И мне все время казалось, будто кто-то идет за мной, и я, оглядываясь, бежал к своему деревянному дому, но никого вроде не было, только ветер из-за угла на свет уличного фонаря взметал столб мельтешащих листьев.
И, запыхавшись, я каждый вечер влетал на высокое крыльцо и колотил кулаком и щеколдой в большую дощатую дверь, а ночь поднималась и опускалась, словно прилив, и кто-то ворочал шест на крыше, и он скрипел от невидимой силы.
А где-то сзади тяжело дышал ночной, усталый гидролизный завод, озаренный далекими пузырьками электрического света, и четко в ночи стукались железные вагонетки, и где-то слышались странные, тонкие, людские отголоски.
Дядька щелкал упругим крючком, и, недовольно морщась, почесывался и пропускал меня в сени, и, распахнув дверь и высунувшись по плечи в улицу молча, смотрел в ночь. И часто он был в подштанниках и в чесанках с галошами, мигая гаснувшей папиросой, спускался с крыльца; «Не закрывай», — бросал мне откуда-то из темноты, и было слышно, как он мочился и, покрякивая, лез обратно.
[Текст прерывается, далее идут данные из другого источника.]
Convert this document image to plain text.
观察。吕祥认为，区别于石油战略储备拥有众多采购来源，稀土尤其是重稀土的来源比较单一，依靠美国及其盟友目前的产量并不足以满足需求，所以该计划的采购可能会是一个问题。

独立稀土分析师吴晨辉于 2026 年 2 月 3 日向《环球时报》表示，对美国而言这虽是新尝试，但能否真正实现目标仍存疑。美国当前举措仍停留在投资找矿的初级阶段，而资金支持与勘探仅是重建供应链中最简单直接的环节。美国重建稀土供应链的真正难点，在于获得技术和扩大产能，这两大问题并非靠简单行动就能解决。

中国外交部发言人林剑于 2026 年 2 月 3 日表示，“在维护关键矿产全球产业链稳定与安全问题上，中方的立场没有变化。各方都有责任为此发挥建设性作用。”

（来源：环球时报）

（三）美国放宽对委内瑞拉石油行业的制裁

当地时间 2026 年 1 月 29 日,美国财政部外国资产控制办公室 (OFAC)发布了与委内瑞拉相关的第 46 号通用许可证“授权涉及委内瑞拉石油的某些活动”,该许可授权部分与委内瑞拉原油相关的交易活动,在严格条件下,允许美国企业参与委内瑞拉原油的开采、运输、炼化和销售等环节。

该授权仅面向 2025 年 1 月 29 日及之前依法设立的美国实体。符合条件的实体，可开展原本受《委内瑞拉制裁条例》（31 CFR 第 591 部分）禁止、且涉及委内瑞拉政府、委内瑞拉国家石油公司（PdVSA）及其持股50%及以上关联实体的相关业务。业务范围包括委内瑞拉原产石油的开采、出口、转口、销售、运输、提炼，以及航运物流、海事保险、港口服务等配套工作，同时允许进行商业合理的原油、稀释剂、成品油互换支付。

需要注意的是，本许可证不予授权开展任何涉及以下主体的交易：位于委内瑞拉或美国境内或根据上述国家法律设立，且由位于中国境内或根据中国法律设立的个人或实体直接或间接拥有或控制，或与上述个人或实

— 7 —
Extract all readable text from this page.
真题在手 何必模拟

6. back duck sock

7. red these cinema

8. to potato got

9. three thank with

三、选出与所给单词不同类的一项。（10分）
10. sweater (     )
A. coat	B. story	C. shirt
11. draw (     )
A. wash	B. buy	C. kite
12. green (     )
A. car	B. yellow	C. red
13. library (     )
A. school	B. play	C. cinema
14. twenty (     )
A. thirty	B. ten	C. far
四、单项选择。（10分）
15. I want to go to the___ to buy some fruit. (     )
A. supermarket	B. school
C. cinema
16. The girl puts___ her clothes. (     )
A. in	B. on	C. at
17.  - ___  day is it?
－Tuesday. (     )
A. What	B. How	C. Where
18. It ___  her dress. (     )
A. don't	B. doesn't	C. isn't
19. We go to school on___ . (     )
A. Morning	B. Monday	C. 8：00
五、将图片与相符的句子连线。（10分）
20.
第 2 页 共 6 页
А иногда, он будто чем-то встревоженный, забирался под крыльцо, и пинками будил там злого кобеля Тарзана, и выталкивал его под мокрую погоду и ветер, и тихо говорил: «Служи, служи». Тарзан хряпал воздух смыкающимися от сна челюстями и деловито, играя красивым телом, начинал расхаживать вдоль забора, позванивая колечком на стальном тросе.
А мы, поужинав (часто я ел один, что останется, — дядька не любил беспорядка, не любил нарушений, и у него, по-моему, не пропадала ни одна крошка добра), поужинав, мы расходились спать. И мне никак не спалось в своей маленькой жаркой комнате — кусала грубая дерюга, которой я покрывался, и мне казалось, что кто-то ходит на чердаке или в соседней комнате. А с улицы через окно чуть позолоченный свет от уличного фонаря качался на стене комнаты, и тени листьев в этом свете трепетали нечеткими пятнами. Я поднимался, и подходил к окну, и ничего не видел за густыми черными листьями, и долго смотрел туда, где за стеклами было холодно и сыро.
И мне тогда мерещилось, будто бы кусты в одном месте темнее, чем везде, и чем-то напоминают фигуру. Я долго смотрел и ждал, сжимая веки до боли, приглядываясь к кустам и к забору. И взметнувшийся порыв ветра размыкал ветви, и они, словно распахнувшись, качались огромными опахалами, и я видел, что «там» нет никого, что я напрасно боюсь, — я боялся каких-то странных мужиков, мохнатых, босых, неподвижных, — я их часто видел во сне, не понимая причин своего беспокойства. А еще видел ее… Но я слышал, как за стенкой ворочался сильный, тяжелый дядька, слышал тиканье дешевых ходиков и успокаивался, а засыпая, часто чувствовал, как, скрипя половицами, ходит дядька, чиркает спичкой, хлопает дверью, идет на улицу что-то смотреть, беспокоясь как бы отчего-то, идет к Тарзану…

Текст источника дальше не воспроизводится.